A context manager for setting whether loopy is allowed to use disk caches.

Running Kernels

Use TranslationUnit.executor to bind a translation unit to execution resources, and then use ExecutorBase.__call__ to invoke the kernel.

class loopy.ExecutorBase(t_unit: TranslationUnit, entrypoint: str)[source]

An object allowing the execution of an entrypoint of a TranslationUnit. Create these objects using loopy.TranslationUnit.executor().

__call__(queue, **kwargs)[source]

Call self as a function.

Automatic Testing

loopy.auto_test_vs_ref(ref_prog, ctx, test_prog=None, op_count=(), op_label=(), parameters=None, print_ref_code=False, print_code=True, warmup_rounds=2, dump_binary=False, fills_entire_output=None, do_check=True, check_result=None, max_test_kernel_count=1, quiet=False, blacklist_ref_vendors=(), ref_entrypoint=None, test_entrypoint=None)[source]

Compare results of ref_knl to the kernels generated by scheduling test_knl.

Parameters:
  • check_result – a callable with numpy.ndarray arguments (result, reference_result) returning a a tuple (class:bool, message) indicating correctness/acceptability of the result

  • max_test_kernel_count – Stop testing after this many test_knl

Troubleshooting

Printing LoopKernel objects

If you’re confused about things loopy is referring to in an error message or about the current state of the LoopKernel you are transforming, the following always works:

print(kernel)

(And it yields a human-readable–albeit terse–representation of kernel.)

loopy.get_dot_dependency_graph(kernel, callables_table, iname_cluster=True, use_insn_id=False)[source]

Return a string in the dot language depicting dependencies among kernel instructions.

loopy.show_dependency_graph(*args, **kwargs)[source]

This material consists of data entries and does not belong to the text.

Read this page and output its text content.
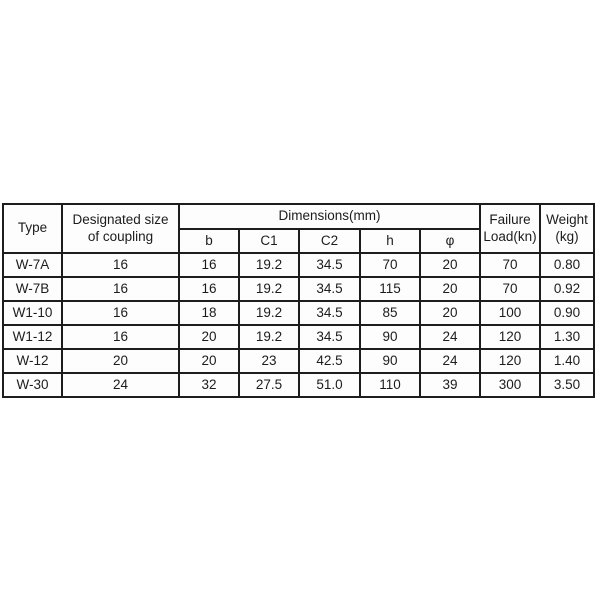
Type	Designated size of coupling	Dimensions(mm)					Failure Load(kn)	Weight (kg)
		b	C1	C2	h	φ		
W-7A	16	16	19.2	34.5	70	20	70	0.80
W-7B	16	16	19.2	34.5	115	20	70	0.92
W1-10	16	18	19.2	34.5	85	20	100	0.90
W1-12	16	20	19.2	34.5	90	24	120	1.30
W-12	20	20	23	42.5	90	24	120	1.40
W-30	24	32	27.5	51.0	110	39	300	3.50
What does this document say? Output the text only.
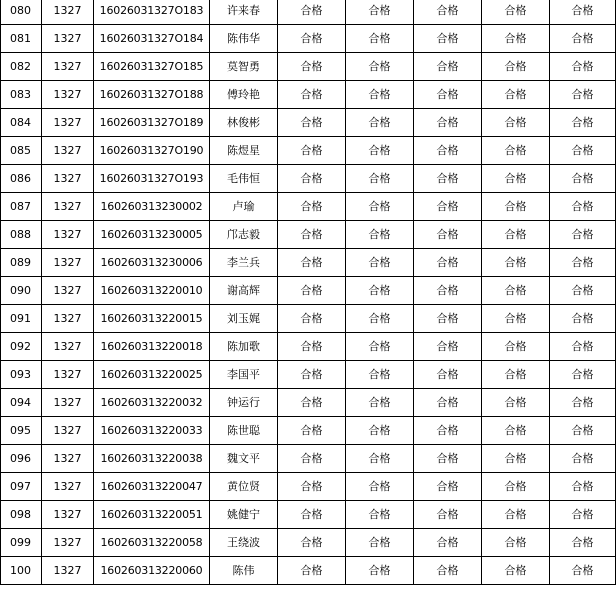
080	1327	16026031327O183	许来春	合格	合格	合格	合格	合格
081	1327	16026031327O184	陈伟华	合格	合格	合格	合格	合格
082	1327	16026031327O185	莫智勇	合格	合格	合格	合格	合格
083	1327	16026031327O188	傅玲艳	合格	合格	合格	合格	合格
084	1327	16026031327O189	林俊彬	合格	合格	合格	合格	合格
085	1327	16026031327O190	陈煜星	合格	合格	合格	合格	合格
086	1327	16026031327O193	毛伟恒	合格	合格	合格	合格	合格
087	1327	160260313230002	卢瑜	合格	合格	合格	合格	合格
088	1327	160260313230005	邝志毅	合格	合格	合格	合格	合格
089	1327	160260313230006	李兰兵	合格	合格	合格	合格	合格
090	1327	160260313220010	谢高辉	合格	合格	合格	合格	合格
091	1327	160260313220015	刘玉娓	合格	合格	合格	合格	合格
092	1327	160260313220018	陈加歌	合格	合格	合格	合格	合格
093	1327	160260313220025	李国平	合格	合格	合格	合格	合格
094	1327	160260313220032	钟运行	合格	合格	合格	合格	合格
095	1327	160260313220033	陈世聪	合格	合格	合格	合格	合格
096	1327	160260313220038	魏文平	合格	合格	合格	合格	合格
097	1327	160260313220047	黄位贤	合格	合格	合格	合格	合格
098	1327	160260313220051	姚健宁	合格	合格	合格	合格	合格
099	1327	160260313220058	王绕波	合格	合格	合格	合格	合格
100	1327	160260313220060	陈伟	合格	合格	合格	合格	合格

Show the dependency graph generated by get_dot_dependency_graph() in a browser. Accepts the same arguments as that function.

loopy.t_unit_to_python(t_unit, var_name='t_unit', return_preamble_and_body_separately=False)[source]

” Returns a str of a python code that instantiates kernel.

Parameters:
  • kernel – An instance of loopy.LoopKernel

  • var_name – A str of the kernel variable name in the generated python script.

  • return_preamble_and_body_separately – A bool. If True returns (preamble, body), where preamble includes the import statements and body includes the kernel, translation unit instantiation code.

Note

The implementation is partially complete and a AssertionError is raised if the returned python script does not exactly reproduce kernel. Contributions are welcome to fill in the missing voids.